Ein besonders eindrückliches Erlebnis hatte die Familie in Friedberg: "Der ganze Kaufprozess zog sich schon über acht Monate. Es gab diverse Besichtigungen, wir hatten alle Unterlagen zusammen, die Finanzierung stand", erinnert sich Michael Winter, Kurzhaarfrisur, Brille und grauer Sweater. Am Tag vor dem Notartermin rief der Familienvater, der als Lehrer arbeitet, noch einmal beim Eigentümer an. "Der druckste plötzlich herum und wollte schließlich 150.000 Euro mehr als vereinbart." Die Familie konnte sich das nicht mehr leisten. Doppelt bitter: Den Winters ging nicht nur wertvolle Zeit bei der Haussuche verloren – die Immobilien wurden gleichzeitig immer teurer. "Die Häuserpreise stiegen pro Jahr um fünf Prozent", sagt Michael Winter.

Immobilien-Expertin: "Wohnen ist ein Grundrecht, kein Luxus"

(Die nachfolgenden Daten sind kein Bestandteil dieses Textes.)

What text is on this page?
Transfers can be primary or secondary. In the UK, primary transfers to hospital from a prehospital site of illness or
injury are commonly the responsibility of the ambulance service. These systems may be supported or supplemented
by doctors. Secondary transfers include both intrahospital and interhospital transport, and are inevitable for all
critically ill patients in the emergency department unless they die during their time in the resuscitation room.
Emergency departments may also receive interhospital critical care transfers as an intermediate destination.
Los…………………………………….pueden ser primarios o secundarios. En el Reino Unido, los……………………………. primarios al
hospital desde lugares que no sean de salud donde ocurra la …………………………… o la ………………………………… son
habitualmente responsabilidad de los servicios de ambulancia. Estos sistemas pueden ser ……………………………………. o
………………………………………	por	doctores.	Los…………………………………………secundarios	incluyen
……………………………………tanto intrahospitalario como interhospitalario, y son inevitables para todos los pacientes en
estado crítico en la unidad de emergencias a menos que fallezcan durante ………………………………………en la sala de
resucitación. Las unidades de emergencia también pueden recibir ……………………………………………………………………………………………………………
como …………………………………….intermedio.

Diese Steigerungsraten kennt Beatrix Zurek nur zu gut. Zurek ist Vorsitzende des Deutschen Mieterbunds Bayern. Sie sagt: "Wir erleben in den vergangenen Jahren Preissteigerungen im zweistelligen Prozentbereich – insbesondere bei Einfamilienhäusern." Sebastian Wunsch vom Institut für Stadt-, Regional- und Wohnforschung Gewos spricht sogar fast von einer Verdopplung der Kaufpreise für Häuser in den vergangenen zehn Jahren. Zurek beobachte insgesamt eine ungesunde Entwicklung am Wohnungsmarkt. Die Politik müsse deshalb unbedingt regulativ eingreifen, fordert sie. "Wohnen ist ein Grundrecht, kein Luxus", sagt Zurek. Dennoch sei es vermehrt so, dass sich eine kleine Gruppe alles leisten, die Mittelschicht aber nicht einmal eine Vergrößerung der Wohnfläche stemmen könne.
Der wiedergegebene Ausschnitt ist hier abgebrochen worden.